Я шел под лучами знойного солнца безо всякой цели и почти ни о чем не думая. Голова моя пылала. Сбивчивые мысли нагоняли друг друга и сталкивались в моем уме. Еще не окрепшие ноги подкашивались на каждом шагу. Придя в гостиницу, в которой я всегда останавливался, я свалился от слабости и душевной подавленности и впал в беспамятство.

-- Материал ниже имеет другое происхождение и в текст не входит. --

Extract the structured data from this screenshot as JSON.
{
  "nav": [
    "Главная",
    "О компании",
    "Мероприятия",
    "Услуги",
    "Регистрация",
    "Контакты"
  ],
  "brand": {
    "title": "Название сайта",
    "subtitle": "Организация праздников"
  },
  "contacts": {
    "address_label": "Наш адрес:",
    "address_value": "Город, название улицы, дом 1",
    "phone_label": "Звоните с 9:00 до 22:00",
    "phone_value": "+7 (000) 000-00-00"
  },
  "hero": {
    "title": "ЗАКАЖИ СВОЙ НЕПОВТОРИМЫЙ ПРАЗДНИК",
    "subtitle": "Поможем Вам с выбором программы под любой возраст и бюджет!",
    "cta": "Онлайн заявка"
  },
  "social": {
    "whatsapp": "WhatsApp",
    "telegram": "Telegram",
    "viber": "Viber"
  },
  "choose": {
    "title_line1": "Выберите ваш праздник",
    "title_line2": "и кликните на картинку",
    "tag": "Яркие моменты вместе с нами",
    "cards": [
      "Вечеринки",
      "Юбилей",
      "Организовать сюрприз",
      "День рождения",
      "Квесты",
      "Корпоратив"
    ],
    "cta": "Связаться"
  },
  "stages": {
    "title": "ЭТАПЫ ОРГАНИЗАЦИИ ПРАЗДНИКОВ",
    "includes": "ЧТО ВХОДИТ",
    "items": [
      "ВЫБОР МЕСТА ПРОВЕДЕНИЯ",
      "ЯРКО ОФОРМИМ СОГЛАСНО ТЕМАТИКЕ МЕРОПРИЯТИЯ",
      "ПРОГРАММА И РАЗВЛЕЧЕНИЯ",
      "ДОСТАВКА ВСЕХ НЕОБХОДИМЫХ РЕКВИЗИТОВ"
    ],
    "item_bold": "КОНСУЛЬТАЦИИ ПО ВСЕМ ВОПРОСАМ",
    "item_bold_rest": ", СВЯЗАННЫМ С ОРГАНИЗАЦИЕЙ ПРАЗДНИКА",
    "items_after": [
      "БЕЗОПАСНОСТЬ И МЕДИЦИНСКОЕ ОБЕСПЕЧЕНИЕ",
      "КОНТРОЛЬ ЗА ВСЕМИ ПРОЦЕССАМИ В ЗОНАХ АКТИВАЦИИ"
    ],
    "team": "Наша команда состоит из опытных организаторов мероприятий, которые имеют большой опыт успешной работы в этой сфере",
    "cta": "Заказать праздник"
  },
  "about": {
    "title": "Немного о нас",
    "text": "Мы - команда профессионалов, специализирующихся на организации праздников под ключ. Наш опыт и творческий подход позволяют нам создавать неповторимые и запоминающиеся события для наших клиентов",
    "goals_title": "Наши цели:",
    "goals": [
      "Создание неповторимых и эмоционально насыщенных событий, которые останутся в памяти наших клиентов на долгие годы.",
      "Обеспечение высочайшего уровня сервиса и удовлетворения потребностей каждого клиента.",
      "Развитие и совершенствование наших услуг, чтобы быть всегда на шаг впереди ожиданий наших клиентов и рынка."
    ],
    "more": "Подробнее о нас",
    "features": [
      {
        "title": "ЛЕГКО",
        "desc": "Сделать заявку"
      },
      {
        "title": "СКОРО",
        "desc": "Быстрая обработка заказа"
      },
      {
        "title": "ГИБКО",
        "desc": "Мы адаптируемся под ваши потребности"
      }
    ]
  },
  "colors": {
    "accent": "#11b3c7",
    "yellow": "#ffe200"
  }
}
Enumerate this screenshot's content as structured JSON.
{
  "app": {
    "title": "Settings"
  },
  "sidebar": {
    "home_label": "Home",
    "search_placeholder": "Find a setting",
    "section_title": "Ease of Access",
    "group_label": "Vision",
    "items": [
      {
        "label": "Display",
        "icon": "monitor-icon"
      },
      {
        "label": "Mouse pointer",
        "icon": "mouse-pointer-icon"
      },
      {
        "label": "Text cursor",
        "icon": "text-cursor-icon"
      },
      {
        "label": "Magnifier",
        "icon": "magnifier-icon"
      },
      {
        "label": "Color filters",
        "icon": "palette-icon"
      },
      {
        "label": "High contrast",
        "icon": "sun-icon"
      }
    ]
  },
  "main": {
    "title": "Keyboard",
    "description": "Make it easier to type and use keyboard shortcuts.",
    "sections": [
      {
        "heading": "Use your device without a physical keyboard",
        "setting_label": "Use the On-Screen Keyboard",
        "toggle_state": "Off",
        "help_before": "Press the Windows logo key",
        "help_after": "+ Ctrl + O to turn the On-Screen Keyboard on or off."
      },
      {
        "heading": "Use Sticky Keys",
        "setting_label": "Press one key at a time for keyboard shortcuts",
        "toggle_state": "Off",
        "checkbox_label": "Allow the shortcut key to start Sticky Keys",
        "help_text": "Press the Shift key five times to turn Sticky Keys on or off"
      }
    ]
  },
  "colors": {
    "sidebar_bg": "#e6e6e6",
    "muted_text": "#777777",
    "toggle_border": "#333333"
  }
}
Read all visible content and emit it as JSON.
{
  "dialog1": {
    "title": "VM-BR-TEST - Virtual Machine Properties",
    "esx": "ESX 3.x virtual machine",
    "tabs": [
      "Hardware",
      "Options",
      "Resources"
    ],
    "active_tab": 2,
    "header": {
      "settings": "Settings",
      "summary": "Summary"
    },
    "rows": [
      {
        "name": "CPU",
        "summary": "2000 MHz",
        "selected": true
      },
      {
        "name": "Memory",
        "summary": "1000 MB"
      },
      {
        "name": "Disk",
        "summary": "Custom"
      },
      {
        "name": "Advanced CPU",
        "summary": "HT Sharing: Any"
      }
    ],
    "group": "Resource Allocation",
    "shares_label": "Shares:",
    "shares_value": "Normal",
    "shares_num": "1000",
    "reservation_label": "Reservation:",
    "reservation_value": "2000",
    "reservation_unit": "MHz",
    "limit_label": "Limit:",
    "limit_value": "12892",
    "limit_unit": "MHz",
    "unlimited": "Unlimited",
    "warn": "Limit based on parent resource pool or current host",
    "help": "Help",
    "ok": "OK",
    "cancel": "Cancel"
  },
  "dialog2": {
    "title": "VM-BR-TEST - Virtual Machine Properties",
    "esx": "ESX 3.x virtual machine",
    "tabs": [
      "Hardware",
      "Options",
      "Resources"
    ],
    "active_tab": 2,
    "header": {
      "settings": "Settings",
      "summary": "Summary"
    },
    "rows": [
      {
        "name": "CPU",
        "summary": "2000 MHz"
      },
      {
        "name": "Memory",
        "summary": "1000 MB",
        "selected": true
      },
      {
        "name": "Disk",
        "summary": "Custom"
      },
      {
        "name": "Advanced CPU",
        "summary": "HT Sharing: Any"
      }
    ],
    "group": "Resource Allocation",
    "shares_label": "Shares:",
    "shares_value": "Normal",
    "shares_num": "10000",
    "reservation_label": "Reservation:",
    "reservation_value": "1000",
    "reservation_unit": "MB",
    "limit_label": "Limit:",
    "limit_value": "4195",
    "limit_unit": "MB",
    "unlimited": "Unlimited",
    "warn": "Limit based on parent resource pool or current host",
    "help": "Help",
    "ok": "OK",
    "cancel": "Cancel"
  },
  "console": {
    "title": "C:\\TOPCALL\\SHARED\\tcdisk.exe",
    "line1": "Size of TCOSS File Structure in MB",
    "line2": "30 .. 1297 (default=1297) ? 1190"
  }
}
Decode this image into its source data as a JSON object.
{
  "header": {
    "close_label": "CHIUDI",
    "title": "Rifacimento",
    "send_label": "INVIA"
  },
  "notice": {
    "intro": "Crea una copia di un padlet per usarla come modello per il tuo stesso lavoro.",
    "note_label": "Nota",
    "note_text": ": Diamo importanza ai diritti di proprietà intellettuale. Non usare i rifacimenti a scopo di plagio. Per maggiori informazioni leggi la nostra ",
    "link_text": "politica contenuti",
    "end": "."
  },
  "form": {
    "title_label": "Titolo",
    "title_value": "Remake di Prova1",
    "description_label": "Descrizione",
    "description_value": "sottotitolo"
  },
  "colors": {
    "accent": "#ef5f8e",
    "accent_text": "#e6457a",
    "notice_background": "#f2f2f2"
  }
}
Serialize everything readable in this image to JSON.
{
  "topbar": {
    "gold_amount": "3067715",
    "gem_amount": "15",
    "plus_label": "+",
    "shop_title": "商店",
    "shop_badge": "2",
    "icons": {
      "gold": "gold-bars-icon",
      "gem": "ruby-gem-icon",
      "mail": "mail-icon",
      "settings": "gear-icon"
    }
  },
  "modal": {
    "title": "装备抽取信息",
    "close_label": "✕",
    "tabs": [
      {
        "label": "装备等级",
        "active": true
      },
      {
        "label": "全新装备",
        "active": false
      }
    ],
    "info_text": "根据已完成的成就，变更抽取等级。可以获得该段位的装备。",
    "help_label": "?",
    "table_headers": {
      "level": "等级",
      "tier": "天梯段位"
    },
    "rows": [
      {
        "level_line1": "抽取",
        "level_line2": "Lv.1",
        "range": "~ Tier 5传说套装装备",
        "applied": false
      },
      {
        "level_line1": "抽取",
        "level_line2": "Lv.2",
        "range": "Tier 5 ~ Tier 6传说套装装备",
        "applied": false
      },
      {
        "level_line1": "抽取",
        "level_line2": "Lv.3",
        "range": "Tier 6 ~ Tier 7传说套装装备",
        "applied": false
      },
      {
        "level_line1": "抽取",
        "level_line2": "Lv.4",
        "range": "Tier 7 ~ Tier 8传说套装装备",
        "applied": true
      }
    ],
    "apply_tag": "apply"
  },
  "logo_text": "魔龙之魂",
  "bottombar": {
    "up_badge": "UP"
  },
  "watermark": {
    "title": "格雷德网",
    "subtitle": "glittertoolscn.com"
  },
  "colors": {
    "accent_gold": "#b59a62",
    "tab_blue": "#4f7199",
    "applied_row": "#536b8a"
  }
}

Три последующих месяца я провел в приступах бреда и правильно сменявшей его полнейшей апатии, вызванных перемежающейся лихорадкою.
Лишь позднее я выяснил, да и то при помощи сопоставления дат, сколько времени продолжалась моя болезнь. У меня решительно все выветрилось из памяти.
Наконец 16 июля я почувствовал себя в состоянии выехать из Венеции. Силы мои к этому времени восстановились еще далеко не полностью, но я торопился избавиться от тягостных воспоминаний, непрестанно возобновлявшихся во мне окружающими предметами.
Следуя своей старой привычке, я прошел в галерею под башней, занял место за столиком у кафе «Флориан» и заказал шоколаду.
Вокруг меня было необычайно много людей. Громко читали газету, и чтеца слушали с неослабным вниманием. Полное безразличие ко всему, что могло быть следствием притупления моих чувств, не помешало мне, впрочем, рассеянно осмотреться по сторонам. В течение тех знаменитых ста дней, в столь памятное для всякого из нас время, когда каждый день переворачивал новую страницу истории, я пребывал в таком же неведении о событиях, происходивших на нашей бренной планете, как если бы трап Torre Maladetta так и остался закрытым над моей головой. Доктор Фабрициус, правда, успел сказать мне несколько слов, из которых я понял, что надежды на скорое освобождение как Германии, так и Франции почти не осталось, но и об этом я вспомнил совершенно случайно.
Я бросил взгляд на газетный лист. Это был «Триестский курьер» аббата Колетти. Посетители кафе жались друг к другу, напряженно вслушиваясь в последние строки бюллетеня императорской армии. Я тоже прислушался.
«Победа, одержанная шестого июля сего года императорской армией под Ваграмом, — возглашал с забавными ударениями чтец-итальянец, сопровождая свои слова оживленными жестами, — рассеяла навсегда упования врагов Франции и всего человечества. Никогда еще великодушие его императорского и королевского величества не обнаруживало себя столь явственно, как при настоящем событии. Он дарует прощение заблуждавшимся доселе народам, и закон поразит только мятежников. Замок, в котором происходили сборища заговорщиков, принадлежавший Ченчи, по имени Мариус, а по прозванию „Дож Венеции“, срыт. В подземельях этого замка найдено множество трупов. Гнусный сеятель мятежей некий Фабрициус, под каковым именем, как выяснилось, скрывался иллюминат Гоошман, сообщник Арндта, Пальма и Шастеле, скрылся и пока еще не задержан. Меры к его розыску приняты. Голова жалкого труса и ханжи Андреаса Гофера оценена. Это отягченное злодеяниями чудовище не избежит заслуженной кары. Его секретарь Иозеф Сольбёский, цыган-проходимец, выдающий себя за поляка, схвачен и заключен под стражу. Злодей Сольбёский хитер, свиреп и наделен огромной физической силой. На днях он предстанет перед судом».
«Сольбёский, — сказал я себе. — Сольбёский свиреп и хитер! Но негодяи даже не умеют правильно написать его имя!»
Я кусал себе руки от бешенства и отчаяния. Ах, почему я не умер в Torre Maladetta!
— Погодите, господа, погодите! — ухмыляясь, воскликнул чтец. — Тут есть еще небольшой постскриптум редактора:
«Сегодня, тринадцатого июля, ровно в десять с половиной часов утра, на холме святого Андрея, в присутствии неисчислимой толпы народа, расстрелян изменник Иозеф Сольбёский. Негодяй проявил известное мужество».